Estive para pedir ao meu amigo que o aparelhasse para eu ir dar uma volta. Recordado, porém, da fraca figura que acabara de fazer no picadeiro, encolhi-me.
Vistos os cavalos, o Ricardo fez de novo questão de que o acompanhássemos a Padornelos. Queria mostrar-nos a casa que havia recuperado para «Turismo Rural».
Nova surpresa. Casa de pedra antiga, varanda de madeira, divisões amplas, aquecimento central. Extremo bom gosto na decoração, na escolha dos móveis, nos jogos de pedra e madeira. Muito espaço, muita luz, muito asseio. Sossego. Deve ser agradável passar lá umas férias. Em Padornelos, «Casa do Barroso». Aqui a recomendo.
Sempre hospitaleiro, o Ricardo ofereceu a casa, a merenda, falou doutros projectos que traz em mente.

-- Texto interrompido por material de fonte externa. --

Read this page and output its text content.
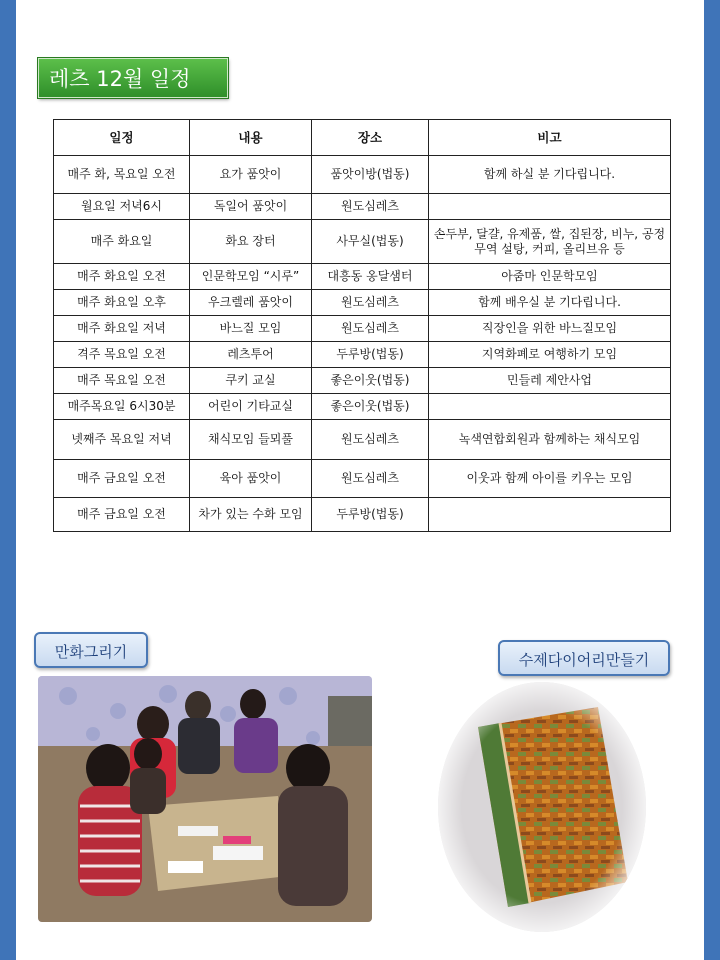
레츠 12월 일정
일정	내용	장소	비고
매주 화, 목요일 오전	요가 품앗이	품앗이방(법동)	함께 하실 분 기다립니다.
월요일 저녁6시	독일어 품앗이	원도심레츠	
매주 화요일	화요 장터	사무실(법동)	손두부, 달걀, 유제품, 쌀, 집된장, 비누, 공정무역 설탕, 커피, 올리브유 등
매주 화요일 오전	인문학모임 “시루”	대흥동 옹달샘터	아줌마 인문학모임
매주 화요일 오후	우크렐레 품앗이	원도심레츠	함께 배우실 분 기다립니다.
매주 화요일 저녁	바느질 모임	원도심레츠	직장인을 위한 바느질모임
격주 목요일 오전	레츠투어	두루방(법동)	지역화폐로 여행하기 모임
매주 목요일 오전	쿠키 교실	좋은이웃(법동)	민들레 제안사업
매주목요일 6시30분	어린이 기타교실	좋은이웃(법동)	
넷째주 목요일 저녁	채식모임 들뫼풀	원도심레츠	녹색연합회원과 함께하는 채식모임
매주 금요일 오전	육아 품앗이	원도심레츠	이웃과 함께 아이를 키우는 모임
매주 금요일 오전	차가 있는 수화 모임	두루방(법동)	
만화그리기	수제다이어리만들기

Em todos lhe desejo êxito e fortuna. Dum modo especial no Centro Hípico. Acho que o Centro Hípico foi uma ideia formidável. Os cavalos têm uma larga tradição em Barroso. Na minha infância não havia Barrosão, rico ou pobre, que não botasse um bucéfalo de algum espavento e muita rópia. Até os advogados e os médicos se deslocavam a cavalo. Que pena que os cavalos hajam desaparecido das nossas aldeias. Ainda bem que os Barrosões dispõem agora dum Centro Hípico onde os velhos podem ir, como eu fui, matar saudades, e os mais jovens aprender a mui alta e nobre arte da equitação.

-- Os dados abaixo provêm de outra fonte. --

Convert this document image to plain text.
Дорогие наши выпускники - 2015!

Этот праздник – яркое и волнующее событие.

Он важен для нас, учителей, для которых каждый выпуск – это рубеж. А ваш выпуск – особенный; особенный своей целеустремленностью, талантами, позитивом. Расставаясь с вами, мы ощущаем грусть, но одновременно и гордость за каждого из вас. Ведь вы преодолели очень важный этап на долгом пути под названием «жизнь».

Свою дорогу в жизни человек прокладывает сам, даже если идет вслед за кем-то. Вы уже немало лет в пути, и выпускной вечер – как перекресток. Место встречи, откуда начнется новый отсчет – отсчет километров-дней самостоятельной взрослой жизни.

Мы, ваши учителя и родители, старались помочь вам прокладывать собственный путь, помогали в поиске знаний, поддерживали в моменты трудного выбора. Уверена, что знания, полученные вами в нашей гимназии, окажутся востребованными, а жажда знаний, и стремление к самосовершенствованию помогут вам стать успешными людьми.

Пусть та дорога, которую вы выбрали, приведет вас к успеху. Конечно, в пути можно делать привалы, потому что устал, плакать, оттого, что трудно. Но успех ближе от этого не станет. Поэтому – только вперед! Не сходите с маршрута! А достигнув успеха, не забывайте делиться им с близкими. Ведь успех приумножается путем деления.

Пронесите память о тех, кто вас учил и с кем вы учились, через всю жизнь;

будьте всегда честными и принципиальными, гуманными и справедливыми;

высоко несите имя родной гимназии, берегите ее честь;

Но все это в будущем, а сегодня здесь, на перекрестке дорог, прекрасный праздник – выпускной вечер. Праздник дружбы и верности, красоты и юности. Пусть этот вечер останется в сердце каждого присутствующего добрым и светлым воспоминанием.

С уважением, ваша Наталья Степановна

Perto do Centro Hípico do Larouco, há uma rampa de lançamento de «parapente» e um circuito para corridas de carros. Têm-se realizado provas de vela e motonáutica nas nossas albufeiras. Por toda a parte se organizam campeonatos de chegas de bois. Porque não um Hipódromo?
Aqui fica a sugestão.
Bento da Cruz, PROLEGÓMENOS – Crónicas de Barroso (p. 87 e ss.)